||
§9. 可计算数的范围
还没有人试图证明“可计算”的数包括所有被自然视为可计算的数,所有能给出的论证本质上都必然是对直觉的诉求,因此在数学上相当不令人满意。真正的问题是,“能用于计算一个数的过程是什么?”
我将使用三种论证:
1. 直接诉诸直觉。
2. 两个定义等价的证明(如果新的定义具有更大的直觉吸引力)。
3. 举出大量可计算数的例子。
一旦承认可计算数都是“可计算的”,其他几个相同性质的命题也就随之而来。特别是,如果有一个通用过程判定希尔伯特函数演算的公式是否可证,那么这个判定过程就可以由机器来完成。
[类型 (a)] 这个论证只是对§1的观点的阐述
计算通常是通过在纸上书写某些符号来完成的。我们可以假设这张纸被分成一个个方格,就像儿童的算术本一样。在初级算术中,有时会用到纸的二维特性,但这种做法总是可以避免的。我想大家会同意,纸的二维特性不是计算的必要条件。那么,我假设计算是在一维纸上进行的,即在被分成方格的带上。我还假设,可以打印的符号数目是有限的。如果我们允许无穷多的符号,那么就会出现差异极小的符号。限制符号数目并不会有严重的影响,因为总是可以使用符号序列来代替单个符号。因此,如17或9999999999999999这样的阿拉伯数字将被视为单个符号。同样,在任何欧洲语言中,单词都被视为单个符号(然而,中文却试图使用无数无穷符号)。从我们的角度来看,单个符号和复合符号之间的区别在于,复合符号如果太长,一眼就无法看清,这符合经验,我们无法一眼看出9999999999999和99999999999999是否相同。
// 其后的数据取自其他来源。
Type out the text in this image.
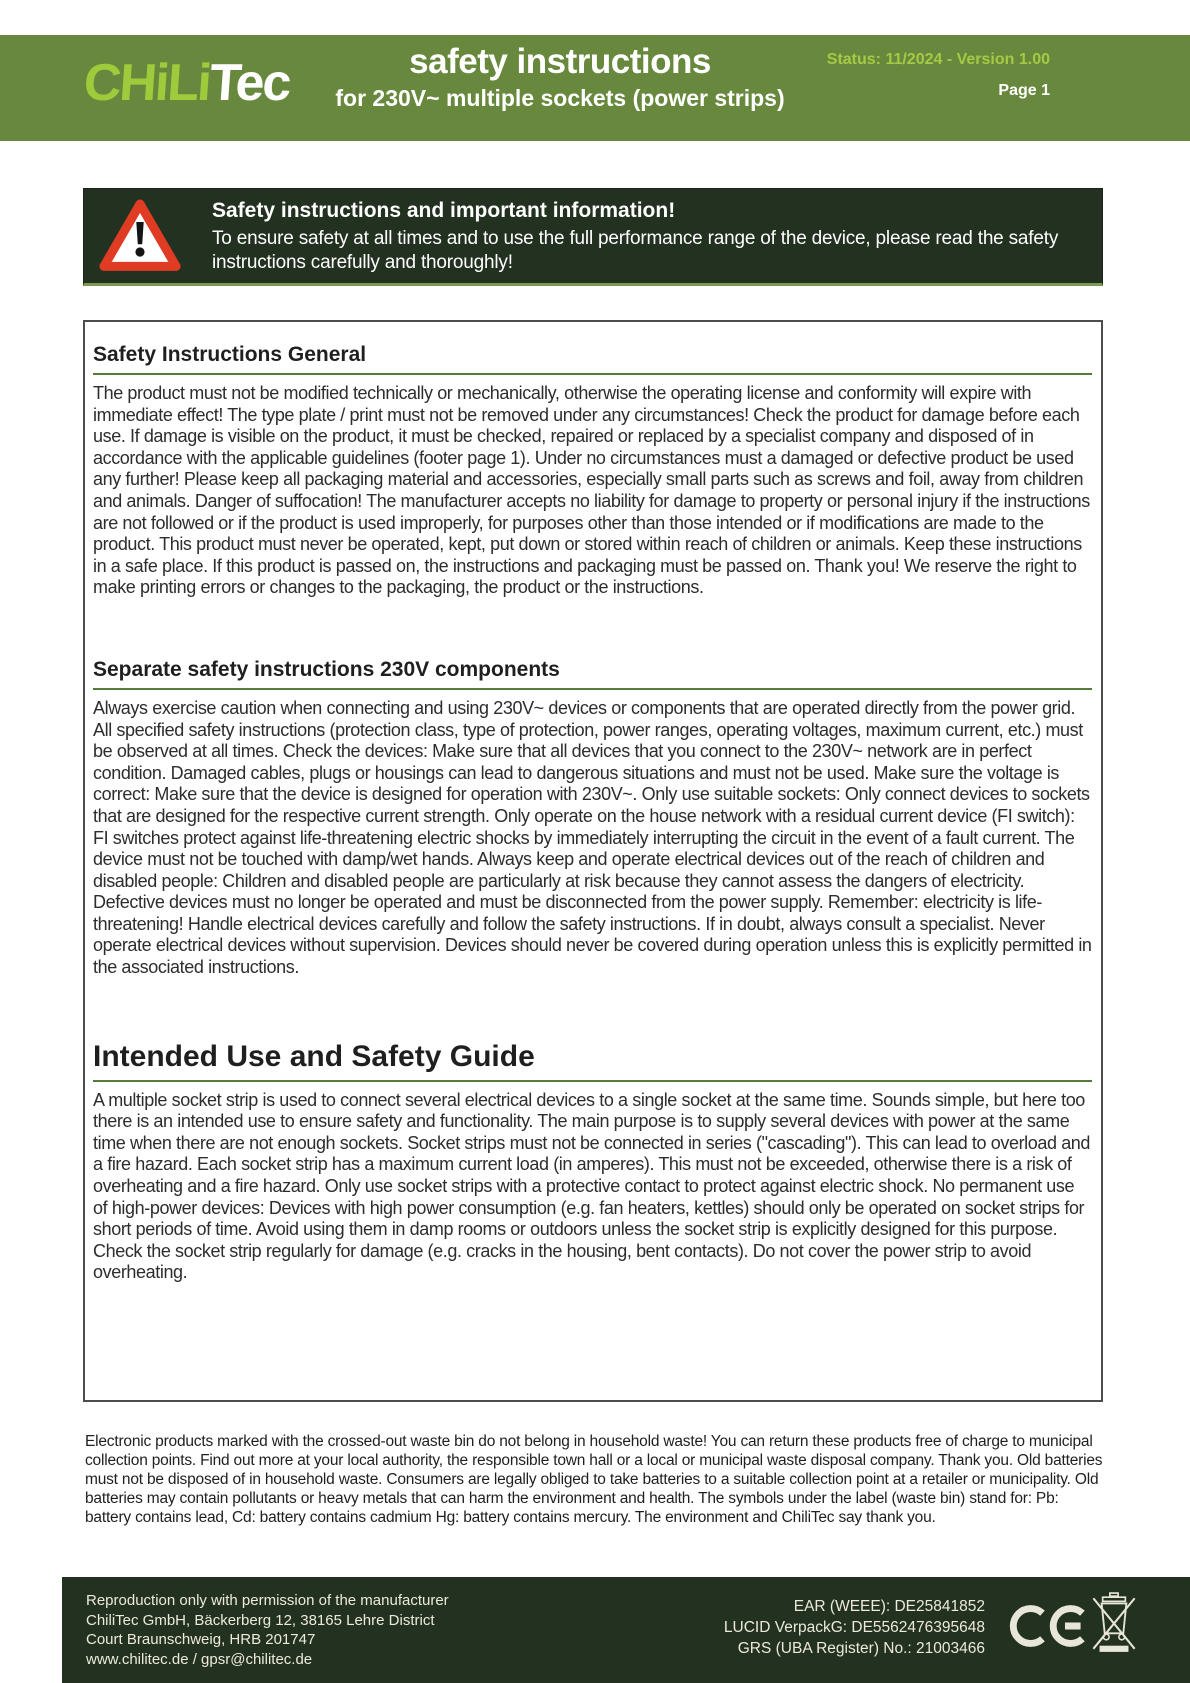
CHiLiTec	safety instructions
for 230V~ multiple sockets (power strips)
Status: 11/2024 - Version 1.00
Page 1
Safety instructions and important information!
To ensure safety at all times and to use the full performance range of the device, please read the safety instructions carefully and thoroughly!
Safety Instructions General

The product must not be modified technically or mechanically, otherwise the operating license and conformity will expire with immediate effect! The type plate / print must not be removed under any circumstances! Check the product for damage before each use. If damage is visible on the product, it must be checked, repaired or replaced by a specialist company and disposed of in accordance with the applicable guidelines (footer page 1). Under no circumstances must a damaged or defective product be used any further! Please keep all packaging material and accessories, especially small parts such as screws and foil, away from children and animals. Danger of suffocation! The manufacturer accepts no liability for damage to property or personal injury if the instructions are not followed or if the product is used improperly, for purposes other than those intended or if modifications are made to the product. This product must never be operated, kept, put down or stored within reach of children or animals. Keep these instructions in a safe place. If this product is passed on, the instructions and packaging must be passed on. Thank you! We reserve the right to make printing errors or changes to the packaging, the product or the instructions.

Separate safety instructions 230V components

Always exercise caution when connecting and using 230V~ devices or components that are operated directly from the power grid. All specified safety instructions (protection class, type of protection, power ranges, operating voltages, maximum current, etc.) must be observed at all times. Check the devices: Make sure that all devices that you connect to the 230V~ network are in perfect condition. Damaged cables, plugs or housings can lead to dangerous situations and must not be used. Make sure the voltage is correct: Make sure that the device is designed for operation with 230V~. Only use suitable sockets: Only connect devices to sockets that are designed for the respective current strength. Only operate on the house network with a residual current device (FI switch): FI switches protect against life-threatening electric shocks by immediately interrupting the circuit in the event of a fault current. The device must not be touched with damp/wet hands. Always keep and operate electrical devices out of the reach of children and disabled people: Children and disabled people are particularly at risk because they cannot assess the dangers of electricity. Defective devices must no longer be operated and must be disconnected from the power supply. Remember: electricity is life-threatening! Handle electrical devices carefully and follow the safety instructions. If in doubt, always consult a specialist. Never operate electrical devices without supervision. Devices should never be covered during operation unless this is explicitly permitted in the associated instructions.

Intended Use and Safety Guide

A multiple socket strip is used to connect several electrical devices to a single socket at the same time. Sounds simple, but here too there is an intended use to ensure safety and functionality. The main purpose is to supply several devices with power at the same time when there are not enough sockets. Socket strips must not be connected in series ("cascading"). This can lead to overload and a fire hazard. Each socket strip has a maximum current load (in amperes). This must not be exceeded, otherwise there is a risk of overheating and a fire hazard. Only use socket strips with a protective contact to protect against electric shock. No permanent use of high-power devices: Devices with high power consumption (e.g. fan heaters, kettles) should only be operated on socket strips for short periods of time. Avoid using them in damp rooms or outdoors unless the socket strip is explicitly designed for this purpose. Check the socket strip regularly for damage (e.g. cracks in the housing, bent contacts). Do not cover the power strip to avoid overheating.

Electronic products marked with the crossed-out waste bin do not belong in household waste! You can return these products free of charge to municipal collection points. Find out more at your local authority, the responsible town hall or a local or municipal waste disposal company. Thank you. Old batteries must not be disposed of in household waste. Consumers are legally obliged to take batteries to a suitable collection point at a retailer or municipality. Old batteries may contain pollutants or heavy metals that can harm the environment and health. The symbols under the label (waste bin) stand for: Pb: battery contains lead, Cd: battery contains cadmium Hg: battery contains mercury. The environment and ChiliTec say thank you.
Reproduction only with permission of the manufacturer
ChiliTec GmbH, Bäckerberg 12, 38165 Lehre District
Court Braunschweig, HRB 201747
www.chilitec.de / gpsr@chilitec.de
EAR (WEEE): DE25841852
LUCID VerpackG: DE5562476395648
GRS (UBA Register) No.: 21003466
计算者在任何时刻的行为都取决于他所观察到的符号,以及他当时的 “思维状态”。我们可以假设,计算者在某一时刻能够观察到的符号或方格的数量有一个上限B,如果他想观察更多,就必须连续观察。我们还将假设,需要考虑的思维状态的数量是有限的,其原因与限制符号数量相同。如果我们允许无穷多的思维状态,那么其中一些状态就会 “无限接近”,从而造成混淆。同样,这种限制并不会严重影响计算,因为只要在带上多写几个符号,就可以避免使用更复杂的思维状态。
让我们想象一下,计算者所执行的操作被分解成 “简单的操作”,这些操作是如此的简单,以至于不容易想象它们还能被进一步分解。每个这样的操作都是由计算者及其带子组成的物理系统的变化构成。如果我们知道带的符号序列、计算者观察到的符号序列(可能有特殊的顺序)以及计算者的思维状态,我们就知道了系统的状态。我们可以假设,在一个简单的操作中,被改变的符号不超过一个,任何其他变化都可以归结为这种简单的变化。符号可以这样改变的方格的情况与观察到的方格的情况相同。因此,我们可以不失一般性地假设,符号被改变的方格总是 “观察到的 ”方格。
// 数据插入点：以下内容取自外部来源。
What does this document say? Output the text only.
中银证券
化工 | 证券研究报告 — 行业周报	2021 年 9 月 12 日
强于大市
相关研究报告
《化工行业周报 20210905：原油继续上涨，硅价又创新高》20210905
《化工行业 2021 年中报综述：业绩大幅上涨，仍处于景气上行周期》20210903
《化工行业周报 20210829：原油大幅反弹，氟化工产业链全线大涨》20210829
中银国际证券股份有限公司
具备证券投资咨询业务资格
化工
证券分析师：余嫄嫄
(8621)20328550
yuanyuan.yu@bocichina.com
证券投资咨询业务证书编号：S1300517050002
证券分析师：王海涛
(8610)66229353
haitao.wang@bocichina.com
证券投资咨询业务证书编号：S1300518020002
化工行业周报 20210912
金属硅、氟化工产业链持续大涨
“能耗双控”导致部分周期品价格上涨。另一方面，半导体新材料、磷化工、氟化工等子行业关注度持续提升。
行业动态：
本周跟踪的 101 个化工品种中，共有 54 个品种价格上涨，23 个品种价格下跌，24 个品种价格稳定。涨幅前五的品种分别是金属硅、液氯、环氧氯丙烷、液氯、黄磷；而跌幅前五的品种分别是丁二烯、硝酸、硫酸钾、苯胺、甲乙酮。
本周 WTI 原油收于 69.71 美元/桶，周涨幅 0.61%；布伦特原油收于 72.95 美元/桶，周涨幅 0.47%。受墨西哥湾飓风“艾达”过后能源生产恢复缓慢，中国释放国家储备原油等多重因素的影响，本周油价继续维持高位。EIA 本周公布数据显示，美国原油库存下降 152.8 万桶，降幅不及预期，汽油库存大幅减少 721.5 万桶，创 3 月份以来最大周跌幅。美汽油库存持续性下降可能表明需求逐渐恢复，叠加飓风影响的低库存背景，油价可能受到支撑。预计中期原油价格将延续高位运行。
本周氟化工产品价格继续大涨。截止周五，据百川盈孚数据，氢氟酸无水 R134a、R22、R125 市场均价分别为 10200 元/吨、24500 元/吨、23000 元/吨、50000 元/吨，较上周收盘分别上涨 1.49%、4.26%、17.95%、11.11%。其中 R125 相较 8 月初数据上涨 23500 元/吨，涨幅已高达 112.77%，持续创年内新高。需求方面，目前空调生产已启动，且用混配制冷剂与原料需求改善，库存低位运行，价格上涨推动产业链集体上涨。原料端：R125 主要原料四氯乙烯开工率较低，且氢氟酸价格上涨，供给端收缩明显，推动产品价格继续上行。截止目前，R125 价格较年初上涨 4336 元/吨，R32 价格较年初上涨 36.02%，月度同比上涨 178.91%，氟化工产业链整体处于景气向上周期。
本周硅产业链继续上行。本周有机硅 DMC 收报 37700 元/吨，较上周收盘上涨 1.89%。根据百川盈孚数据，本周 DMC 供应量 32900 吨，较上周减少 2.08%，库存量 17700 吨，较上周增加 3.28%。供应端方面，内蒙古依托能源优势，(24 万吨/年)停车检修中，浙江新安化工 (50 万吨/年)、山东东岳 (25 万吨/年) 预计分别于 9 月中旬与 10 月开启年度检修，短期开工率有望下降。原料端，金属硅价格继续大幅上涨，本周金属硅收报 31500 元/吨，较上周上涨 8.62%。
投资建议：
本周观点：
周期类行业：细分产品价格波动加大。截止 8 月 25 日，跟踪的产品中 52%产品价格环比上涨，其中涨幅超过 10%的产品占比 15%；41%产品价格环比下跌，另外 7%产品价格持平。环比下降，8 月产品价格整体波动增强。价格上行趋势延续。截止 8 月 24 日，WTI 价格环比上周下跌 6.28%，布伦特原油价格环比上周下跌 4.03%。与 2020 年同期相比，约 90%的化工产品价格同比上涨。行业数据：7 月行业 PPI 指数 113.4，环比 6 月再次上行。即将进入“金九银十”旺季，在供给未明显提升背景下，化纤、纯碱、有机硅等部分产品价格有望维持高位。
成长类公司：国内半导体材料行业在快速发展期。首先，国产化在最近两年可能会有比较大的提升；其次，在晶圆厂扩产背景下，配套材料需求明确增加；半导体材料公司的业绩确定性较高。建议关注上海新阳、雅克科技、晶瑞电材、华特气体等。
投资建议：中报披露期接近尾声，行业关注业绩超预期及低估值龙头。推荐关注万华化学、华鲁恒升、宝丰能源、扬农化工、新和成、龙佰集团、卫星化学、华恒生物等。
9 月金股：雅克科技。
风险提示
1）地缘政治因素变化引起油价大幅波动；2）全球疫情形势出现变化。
除了这些符号的变化,简单操作必须包括观察到的方格分布的变化。新观察到的方格必须能被计算者立即识别。我认为合理的假设是,它们只能是与之前观察到的最接近的方格的距离不超过某个特定值。假设每个新观察到的方格与之前观察到的方格的距离都在 L 个方格以内。
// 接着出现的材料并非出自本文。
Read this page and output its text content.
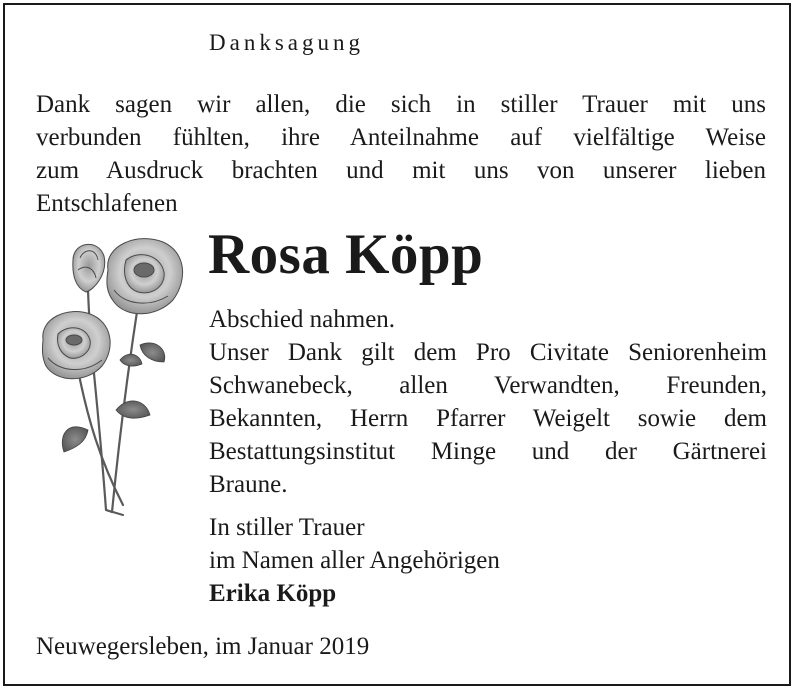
Danksagung
Dank sagen wir allen, die sich in stiller Trauer mit uns
verbunden fühlten, ihre Anteilnahme auf vielfältige Weise
zum Ausdruck brachten und mit uns von unserer lieben
Entschlafenen
Rosa Köpp
Abschied nahmen.
Unser Dank gilt dem Pro Civitate Seniorenheim
Schwanebeck, allen Verwandten, Freunden,
Bekannten, Herrn Pfarrer Weigelt sowie dem
Bestattungsinstitut Minge und der Gärtnerei
Braune.
In stiller Trauer
im Namen aller Angehörigen
Erika Köpp
Neuwegersleben, im Januar 2019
关于 “可直接识别性”,可以认为还有其他类型的方格也是可直接识别的。特别是,用特殊符号标记的方格可以被认为是可直接识别的。现在,如果这些方格只用单一符号标记,那么它们的数量是有限的,我们就不应该把这些标记的方格与观察到的方格相邻而扰乱我们的理论。另一方面,如果这些方格是由一系列符号标记的,我们就不能把识别过程看作是一个简单的过程,这是一个基本要点,应该加以说明。在大多数数学论文中,方程和定理都有编号。通常情况下,编号不会超过(例如)1000。因此,通过编号一眼就能认出一个定理。但是,如果论文很长,我们可能会看到定理 157767733443477;然后,在论文的更远处,我们可能会发现“......因此(应用定理 157767733443477)我们有......”。为了确定哪个是相关定理,我们应该逐个比较这两个数字,可能的话用铅笔勾出数字,以确保它们没有被重复计算。尽管如此,如果有人认为还有其他 “一眼就能认出的 ”方格,只要这些方格能通过我的机器所能完成的某种过程找到,就不会影响我的论点。这一观点将在下文第三部分中阐述。
因此,简单操作必须包括:
(a) 改变一个被观察方格的符号;
(b) 将观察到的一个方格变为与先前观察到的一个方格相距 L 个方格以内的另一个方格。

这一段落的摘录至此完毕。